Figure de proue d’un cinéma américain qui donne encore sa légitimité à l’étiquette « indépendante » pourtant en pleine perte de sens (il faut dire que l’adjectif ne veut plus dire grand-chose s’agissant des films US, car derrière des petits studios de genre se cachent souvent des majors-rouleaux compresseurs), John Sayles n’aura pas déchaîné l’enthousiasme des distributeurs français avec son quinzième long-métrage réalisé en 2004, et projeté sur nos écrans… cet été, donc avec cinq ans de retard. Depuis, l’homme a sorti Honeydripper (2007) avec Danny Glover, inédit chez nous (ben voyons), et co-signé le scénario des Chroniques de Spiderwick de Mark Waters, tout en s’offrant quelques apparitions sympathiques, notamment Dans la brume électrique de Tavernier. Handicapé par sa projection plus que tardive (le mot péremption nous vient même à l’esprit, un comble), Silver City pose la question de l’ancrage absolu du cinéma dans l’actualité ponctuelle de son moment de production et d’exploitation. Un ancrage qui privilégie l’impact mais exclut toute longévité idéologique, sauf à accepter qu’elle soit soluble dans le temps (et le film avec).

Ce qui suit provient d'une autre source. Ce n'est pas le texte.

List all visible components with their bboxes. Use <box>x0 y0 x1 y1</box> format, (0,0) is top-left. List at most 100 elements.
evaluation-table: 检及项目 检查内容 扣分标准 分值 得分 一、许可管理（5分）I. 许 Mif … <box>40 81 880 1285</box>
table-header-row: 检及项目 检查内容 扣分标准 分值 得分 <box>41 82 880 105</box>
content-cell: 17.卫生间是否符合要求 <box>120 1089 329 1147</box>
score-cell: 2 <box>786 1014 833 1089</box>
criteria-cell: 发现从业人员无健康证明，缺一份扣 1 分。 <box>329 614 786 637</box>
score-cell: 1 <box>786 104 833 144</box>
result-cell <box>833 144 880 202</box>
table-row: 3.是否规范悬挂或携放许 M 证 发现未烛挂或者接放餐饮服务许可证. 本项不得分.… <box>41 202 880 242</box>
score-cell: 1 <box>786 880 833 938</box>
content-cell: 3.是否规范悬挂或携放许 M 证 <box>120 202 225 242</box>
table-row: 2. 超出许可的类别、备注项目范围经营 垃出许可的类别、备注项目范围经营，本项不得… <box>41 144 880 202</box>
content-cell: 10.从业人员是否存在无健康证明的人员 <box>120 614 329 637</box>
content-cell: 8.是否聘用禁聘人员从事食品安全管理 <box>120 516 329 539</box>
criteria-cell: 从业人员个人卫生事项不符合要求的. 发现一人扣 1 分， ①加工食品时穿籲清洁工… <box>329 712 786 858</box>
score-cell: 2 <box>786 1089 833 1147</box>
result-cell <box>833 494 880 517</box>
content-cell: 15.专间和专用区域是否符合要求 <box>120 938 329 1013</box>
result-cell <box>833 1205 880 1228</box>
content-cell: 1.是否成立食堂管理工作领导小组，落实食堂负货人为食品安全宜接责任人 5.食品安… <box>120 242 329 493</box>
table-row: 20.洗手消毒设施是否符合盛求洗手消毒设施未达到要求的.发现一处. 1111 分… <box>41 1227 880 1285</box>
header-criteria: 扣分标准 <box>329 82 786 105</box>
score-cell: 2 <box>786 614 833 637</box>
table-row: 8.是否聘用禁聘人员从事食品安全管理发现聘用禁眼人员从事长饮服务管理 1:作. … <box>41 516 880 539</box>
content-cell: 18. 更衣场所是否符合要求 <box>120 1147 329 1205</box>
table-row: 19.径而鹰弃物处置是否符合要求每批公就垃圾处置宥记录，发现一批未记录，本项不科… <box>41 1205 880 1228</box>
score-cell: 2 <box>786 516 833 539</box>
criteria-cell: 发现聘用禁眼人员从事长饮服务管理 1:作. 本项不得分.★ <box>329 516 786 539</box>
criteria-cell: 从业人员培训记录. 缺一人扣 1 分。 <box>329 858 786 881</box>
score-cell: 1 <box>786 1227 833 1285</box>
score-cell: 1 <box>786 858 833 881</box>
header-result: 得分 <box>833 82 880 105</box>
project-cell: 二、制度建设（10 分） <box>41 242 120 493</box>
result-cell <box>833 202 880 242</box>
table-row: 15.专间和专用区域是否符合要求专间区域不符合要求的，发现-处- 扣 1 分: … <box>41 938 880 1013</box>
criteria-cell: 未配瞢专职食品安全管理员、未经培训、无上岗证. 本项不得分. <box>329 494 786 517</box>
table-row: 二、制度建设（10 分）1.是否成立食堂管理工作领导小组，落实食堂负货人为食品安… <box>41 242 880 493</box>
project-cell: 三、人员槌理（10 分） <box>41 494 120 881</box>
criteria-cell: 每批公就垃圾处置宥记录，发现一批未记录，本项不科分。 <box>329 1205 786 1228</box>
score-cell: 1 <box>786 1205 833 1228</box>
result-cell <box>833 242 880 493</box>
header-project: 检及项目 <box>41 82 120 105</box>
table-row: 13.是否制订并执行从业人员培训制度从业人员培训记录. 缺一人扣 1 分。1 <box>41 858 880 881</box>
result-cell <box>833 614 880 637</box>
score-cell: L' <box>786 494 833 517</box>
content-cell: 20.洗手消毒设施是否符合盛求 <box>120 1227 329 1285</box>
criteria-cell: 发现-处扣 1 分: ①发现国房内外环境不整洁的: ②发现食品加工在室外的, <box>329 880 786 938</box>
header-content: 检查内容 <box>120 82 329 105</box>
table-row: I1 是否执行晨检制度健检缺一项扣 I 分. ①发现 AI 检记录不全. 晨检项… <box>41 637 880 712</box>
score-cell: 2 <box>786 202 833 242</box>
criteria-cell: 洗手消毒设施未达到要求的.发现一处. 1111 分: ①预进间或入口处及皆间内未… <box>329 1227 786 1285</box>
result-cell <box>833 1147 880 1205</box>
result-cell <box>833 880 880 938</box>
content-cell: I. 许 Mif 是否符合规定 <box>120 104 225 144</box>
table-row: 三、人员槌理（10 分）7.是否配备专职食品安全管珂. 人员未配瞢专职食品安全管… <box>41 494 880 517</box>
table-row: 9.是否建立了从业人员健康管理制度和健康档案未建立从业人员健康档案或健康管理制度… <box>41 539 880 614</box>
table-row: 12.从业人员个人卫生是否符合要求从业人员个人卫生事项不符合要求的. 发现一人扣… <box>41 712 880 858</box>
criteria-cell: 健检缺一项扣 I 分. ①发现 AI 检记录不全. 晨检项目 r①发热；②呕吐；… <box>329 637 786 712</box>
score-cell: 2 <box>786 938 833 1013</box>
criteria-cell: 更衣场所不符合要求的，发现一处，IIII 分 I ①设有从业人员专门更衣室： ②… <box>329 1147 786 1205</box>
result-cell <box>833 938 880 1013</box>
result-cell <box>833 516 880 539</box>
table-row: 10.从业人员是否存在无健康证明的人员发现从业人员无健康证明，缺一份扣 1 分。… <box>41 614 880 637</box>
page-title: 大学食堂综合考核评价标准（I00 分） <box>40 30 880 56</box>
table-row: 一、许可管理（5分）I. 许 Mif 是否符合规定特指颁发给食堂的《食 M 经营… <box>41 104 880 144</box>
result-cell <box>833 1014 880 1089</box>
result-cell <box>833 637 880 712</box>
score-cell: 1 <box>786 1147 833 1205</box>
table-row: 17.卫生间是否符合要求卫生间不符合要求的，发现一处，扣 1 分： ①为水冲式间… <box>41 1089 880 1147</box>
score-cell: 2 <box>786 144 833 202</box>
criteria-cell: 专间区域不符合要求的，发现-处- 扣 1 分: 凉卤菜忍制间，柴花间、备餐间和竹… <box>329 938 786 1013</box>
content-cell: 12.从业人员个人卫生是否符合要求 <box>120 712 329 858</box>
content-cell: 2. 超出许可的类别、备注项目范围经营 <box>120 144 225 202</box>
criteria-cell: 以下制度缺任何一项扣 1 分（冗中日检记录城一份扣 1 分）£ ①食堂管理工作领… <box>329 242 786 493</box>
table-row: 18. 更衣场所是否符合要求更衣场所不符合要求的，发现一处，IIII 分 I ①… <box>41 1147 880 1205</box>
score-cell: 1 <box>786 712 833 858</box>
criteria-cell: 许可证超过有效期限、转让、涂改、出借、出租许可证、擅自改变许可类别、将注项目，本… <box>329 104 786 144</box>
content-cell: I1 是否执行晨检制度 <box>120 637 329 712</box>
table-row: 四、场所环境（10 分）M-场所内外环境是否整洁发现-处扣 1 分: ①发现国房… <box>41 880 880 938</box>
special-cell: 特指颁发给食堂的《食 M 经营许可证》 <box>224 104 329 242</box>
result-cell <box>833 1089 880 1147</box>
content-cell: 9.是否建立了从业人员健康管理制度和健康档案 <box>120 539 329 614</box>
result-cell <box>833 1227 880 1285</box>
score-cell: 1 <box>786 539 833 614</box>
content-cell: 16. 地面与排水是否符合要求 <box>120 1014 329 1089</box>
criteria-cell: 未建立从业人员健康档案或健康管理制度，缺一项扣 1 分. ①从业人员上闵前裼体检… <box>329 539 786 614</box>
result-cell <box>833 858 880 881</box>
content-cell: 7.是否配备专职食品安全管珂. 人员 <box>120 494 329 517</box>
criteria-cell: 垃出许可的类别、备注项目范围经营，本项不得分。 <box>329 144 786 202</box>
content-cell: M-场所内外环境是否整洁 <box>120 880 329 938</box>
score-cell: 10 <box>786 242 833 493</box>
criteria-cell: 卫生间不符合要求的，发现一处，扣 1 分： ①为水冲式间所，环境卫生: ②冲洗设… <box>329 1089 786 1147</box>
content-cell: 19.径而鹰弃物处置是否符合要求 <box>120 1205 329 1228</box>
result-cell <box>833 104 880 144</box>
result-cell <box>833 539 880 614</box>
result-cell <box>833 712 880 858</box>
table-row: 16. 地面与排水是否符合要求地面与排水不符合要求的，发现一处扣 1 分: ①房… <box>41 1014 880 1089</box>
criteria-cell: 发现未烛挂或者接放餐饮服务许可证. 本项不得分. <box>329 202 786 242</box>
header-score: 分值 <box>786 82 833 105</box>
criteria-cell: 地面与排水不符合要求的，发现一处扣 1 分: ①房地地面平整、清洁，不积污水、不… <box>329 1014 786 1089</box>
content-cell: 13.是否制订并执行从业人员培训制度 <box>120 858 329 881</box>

Voilà donc l’exemple type du film trop contextuel pour s’inscrire dans la durée, en tout cas d’un strict point de vue pamphlétaire. En se focalisant sur les dessous crapuleux de la campagne électorale d’un candidat « fils de » et benêt (toute ressemblance dynastique avec George W. Bush est plus qu’appuyée) au poste de gouverneur de l’Etat du Colorado, Sayles choisit de mettre les pieds dans le plat de la colère, d’alerter les consciences en pointant du doigt les dangers (sociaux et surtout environnementaux) du pouvoir bushien. Inculte, inapte, écrasé par l’ombre de son père riche popriétaire et industriel aussi protectionniste que puritain, Dickie Pilager le futur sénateur (Chris Cooper) renvoie sans aucun doute à l’incapacité notoire de George « W ». La peinture rance de son entourage politique ne vaut surtout que par l’interprétation de Richard Dreyfuss, en Directeur de Campagne retors, et qui retrouve ici l’esprit du Dick Cheney qu’il incarnait dans W. d’Oliver Stone. Le reste du casting attire la sympathie du spectateur, du beau monde d’ailleurs qui rend très crédible ces rapports humains éprouvés par les sentiments (Maria Bello), l’intégrité professionnelle mais sociopathe (Tim Roth en webmaster de site d’info underground), la rivalité amoureuse (Billy Zane), les histoires de famille (Daryl Hannah – le retour ?), l’extrêmisme (Miguel Ferrer en dangereux démagogue)…

Au-delà de cette caricature réchauffée maintenant que Jr. a quitté la Maison Blanche, Sayles introduit dans son métrage l’idée d’une paranoïa grandissante, intrigue autrement plus nerveuse et dédiée à l’enquête que mène l’ancien journaliste d’investigation reconverti dans la détection privée, Danny O’Brien (Danny Huston, épatant). Problème : Sayles souffle constamment le chaud de cette tension politique de plus en plus palpable et le froid de sa dénonciation cynique décrite ci-avant mais qui tire à blanc a posteriori. Les interventions parallèles d’un détective amateur latino que Danny O’Brien embauche pour le seconder, le monde interlope et ouvrier que fréquente le même O’Brien en menant ses recherches constituent autant d’incursions réjouissantes dans un univers que le réalisateur maîtrise mieux que le pamphlet pur et dur.
Pour du film noir à conscience sociale, Sayles fera toujours l’affaire ; pour de l’offensive politique façon Starship Troopers, non. Surtout quand le film a valeur de discours de répression de la politique des Bush mais qu’il est diffusé après la bataille : électorale, écologique, humaine.
Bref, si l’adage veut que pour visionner un bon film, de surcroît un John Sayles, « mieux vaut tard que jamais », pour une fois il ne se vérifiera pas. Silver City est un film à l’intérêt anachronique. Et l’on regrettera, en passant, qu’aucun distributeur français n’ait eu les couilles, les tripes, l’idée (un comble…) d’en acquérir les droits quand le jeu en valait la chandelle politique.

> Sorti en salles en France le 22 juillet 2009.